There was "increased water seepage" from a temporary cofferdam at the Muskrat Falls reservoir early Friday morning, according to a statement from Nalcor Energy.
An engineering team inspected the cofferdam and recommended the reservoir levels be reduced to "mitigate risk associated with increased flow and to maintain the integrity of the cofferdam," according to a statement from Nalcor.
The Crown corporation opened the spillway gates, causing increased water flow downstream of the Muskrat Falls hydroelectric project.
Nalcor CEO Stan Marshall said Nalcor made the decision to bring down the water after noticing increased flow and discoloration of the water.
Once water levels are down, Nalcor said the cofferdam will undergo further inspection.

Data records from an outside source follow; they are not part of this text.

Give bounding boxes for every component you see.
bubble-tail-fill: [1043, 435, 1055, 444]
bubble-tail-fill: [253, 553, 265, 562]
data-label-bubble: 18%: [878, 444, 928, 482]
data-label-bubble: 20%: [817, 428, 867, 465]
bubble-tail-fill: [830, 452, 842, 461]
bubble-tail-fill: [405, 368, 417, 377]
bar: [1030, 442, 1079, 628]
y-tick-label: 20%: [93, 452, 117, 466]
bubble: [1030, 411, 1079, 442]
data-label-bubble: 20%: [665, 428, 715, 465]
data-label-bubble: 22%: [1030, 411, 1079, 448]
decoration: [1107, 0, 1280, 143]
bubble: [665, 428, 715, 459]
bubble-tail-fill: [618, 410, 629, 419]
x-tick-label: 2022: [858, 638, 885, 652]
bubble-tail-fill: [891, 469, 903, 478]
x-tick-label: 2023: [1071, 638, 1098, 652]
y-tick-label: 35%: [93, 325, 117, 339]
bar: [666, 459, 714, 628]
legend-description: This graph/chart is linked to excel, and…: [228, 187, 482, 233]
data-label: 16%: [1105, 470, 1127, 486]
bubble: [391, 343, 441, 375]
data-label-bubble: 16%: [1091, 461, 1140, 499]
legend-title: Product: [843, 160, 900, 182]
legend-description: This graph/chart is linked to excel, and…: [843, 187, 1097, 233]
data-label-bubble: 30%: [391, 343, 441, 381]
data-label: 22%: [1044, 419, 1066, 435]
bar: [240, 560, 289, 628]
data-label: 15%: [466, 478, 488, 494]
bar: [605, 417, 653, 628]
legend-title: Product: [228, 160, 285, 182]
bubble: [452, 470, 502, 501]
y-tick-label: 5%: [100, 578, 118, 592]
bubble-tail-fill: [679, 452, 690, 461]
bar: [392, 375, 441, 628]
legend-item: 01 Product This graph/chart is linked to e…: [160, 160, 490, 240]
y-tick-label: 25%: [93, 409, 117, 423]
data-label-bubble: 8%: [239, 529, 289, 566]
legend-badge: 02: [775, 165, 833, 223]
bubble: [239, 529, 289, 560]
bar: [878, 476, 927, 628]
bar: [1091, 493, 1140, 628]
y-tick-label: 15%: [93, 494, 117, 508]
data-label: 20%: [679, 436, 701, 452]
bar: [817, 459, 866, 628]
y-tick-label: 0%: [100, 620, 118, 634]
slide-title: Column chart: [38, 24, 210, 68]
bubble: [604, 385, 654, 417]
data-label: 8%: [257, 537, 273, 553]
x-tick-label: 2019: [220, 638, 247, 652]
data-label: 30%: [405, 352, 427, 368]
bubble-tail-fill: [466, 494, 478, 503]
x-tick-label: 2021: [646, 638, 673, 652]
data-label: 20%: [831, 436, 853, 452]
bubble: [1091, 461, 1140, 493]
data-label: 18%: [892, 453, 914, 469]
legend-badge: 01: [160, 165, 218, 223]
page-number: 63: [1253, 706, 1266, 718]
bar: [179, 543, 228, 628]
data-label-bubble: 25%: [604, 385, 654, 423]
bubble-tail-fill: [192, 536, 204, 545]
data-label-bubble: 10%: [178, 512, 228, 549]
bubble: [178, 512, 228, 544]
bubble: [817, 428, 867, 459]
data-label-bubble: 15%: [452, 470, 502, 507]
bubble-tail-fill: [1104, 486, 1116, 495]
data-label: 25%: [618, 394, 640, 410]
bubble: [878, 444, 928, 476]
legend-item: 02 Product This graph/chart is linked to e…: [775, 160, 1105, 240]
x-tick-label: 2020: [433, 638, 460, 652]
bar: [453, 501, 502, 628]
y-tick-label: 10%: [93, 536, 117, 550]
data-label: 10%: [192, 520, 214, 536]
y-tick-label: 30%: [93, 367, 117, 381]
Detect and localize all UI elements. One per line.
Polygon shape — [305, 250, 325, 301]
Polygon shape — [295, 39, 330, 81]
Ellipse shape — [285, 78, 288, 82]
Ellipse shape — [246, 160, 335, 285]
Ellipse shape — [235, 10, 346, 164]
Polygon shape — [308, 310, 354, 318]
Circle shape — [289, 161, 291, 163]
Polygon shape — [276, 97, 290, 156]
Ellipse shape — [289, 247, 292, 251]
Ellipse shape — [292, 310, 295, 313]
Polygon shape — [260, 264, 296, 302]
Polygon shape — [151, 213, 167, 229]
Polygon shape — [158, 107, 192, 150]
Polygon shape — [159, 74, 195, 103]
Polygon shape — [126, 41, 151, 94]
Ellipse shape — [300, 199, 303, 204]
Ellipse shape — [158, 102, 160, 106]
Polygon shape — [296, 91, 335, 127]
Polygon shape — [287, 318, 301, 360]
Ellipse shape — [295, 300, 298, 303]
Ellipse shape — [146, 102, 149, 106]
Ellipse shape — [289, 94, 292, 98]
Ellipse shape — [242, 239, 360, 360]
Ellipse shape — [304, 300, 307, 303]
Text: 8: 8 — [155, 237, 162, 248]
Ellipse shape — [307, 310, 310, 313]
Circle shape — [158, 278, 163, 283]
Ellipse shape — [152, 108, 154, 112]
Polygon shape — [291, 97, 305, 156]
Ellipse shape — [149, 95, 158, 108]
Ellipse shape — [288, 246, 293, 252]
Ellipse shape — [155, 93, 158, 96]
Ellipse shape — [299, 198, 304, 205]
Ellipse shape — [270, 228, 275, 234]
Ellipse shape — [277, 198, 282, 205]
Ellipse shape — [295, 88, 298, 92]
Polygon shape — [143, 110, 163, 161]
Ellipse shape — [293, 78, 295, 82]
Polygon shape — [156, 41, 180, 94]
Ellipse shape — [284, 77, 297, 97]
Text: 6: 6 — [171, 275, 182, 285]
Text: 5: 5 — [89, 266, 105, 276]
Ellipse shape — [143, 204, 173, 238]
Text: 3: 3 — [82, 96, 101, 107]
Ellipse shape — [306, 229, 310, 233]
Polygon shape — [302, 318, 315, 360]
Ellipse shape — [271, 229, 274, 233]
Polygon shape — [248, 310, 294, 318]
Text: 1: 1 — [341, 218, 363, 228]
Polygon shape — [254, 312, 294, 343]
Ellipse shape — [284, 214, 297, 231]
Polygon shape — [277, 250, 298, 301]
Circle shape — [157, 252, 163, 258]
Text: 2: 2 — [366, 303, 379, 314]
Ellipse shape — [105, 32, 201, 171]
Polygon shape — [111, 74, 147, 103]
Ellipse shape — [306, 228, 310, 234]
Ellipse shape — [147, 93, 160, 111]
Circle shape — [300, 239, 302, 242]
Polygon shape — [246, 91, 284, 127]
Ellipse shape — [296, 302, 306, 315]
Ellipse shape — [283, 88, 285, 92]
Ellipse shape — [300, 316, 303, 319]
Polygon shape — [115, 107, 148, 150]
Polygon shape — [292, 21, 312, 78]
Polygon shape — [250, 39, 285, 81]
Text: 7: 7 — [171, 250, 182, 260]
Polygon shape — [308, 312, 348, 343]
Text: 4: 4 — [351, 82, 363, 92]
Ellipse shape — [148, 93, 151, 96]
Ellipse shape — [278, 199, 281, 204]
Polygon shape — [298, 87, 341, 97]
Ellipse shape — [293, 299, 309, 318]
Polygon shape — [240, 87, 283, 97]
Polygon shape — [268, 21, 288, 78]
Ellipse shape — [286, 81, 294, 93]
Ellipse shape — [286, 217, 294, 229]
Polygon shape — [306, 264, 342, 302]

Nalcor said there is no risk of flooding in any surrounding communities, saying the water flow conditions are consistent with those during the spring season.
Communities and stakeholders were notified of the situation, in accordance with Nalcor's emergency preparedness plan, the company said.
Not meant to be waterproof
The Cofferdam is a temporary dam built slightly upstream from the planned permanent dam.
According to Nalcor CEO Stan Marshall, it's put in place to allow for construction of the real deal.
The rock-filled cofferdam is "not designed to be completely impervious," said Nalcor in second statement late Friday.
"A cofferdam is composed of rocks and soil materials. It's temporary. It normally would have some seepage" Marshall told CBC Radio's On The Go.
The structure, which is 450 metres long and 26 metres high, spans a channel in the Churchill River.
Marshall said some seepage is expected, but the repair work could cause another delay in Muskrat Falls construction.
"Well it's certainly going to mean a delay which is of concern right now as we [head towards] winter," Marshall said. "That is the most serious concern that it is going to jeopardize your schedule."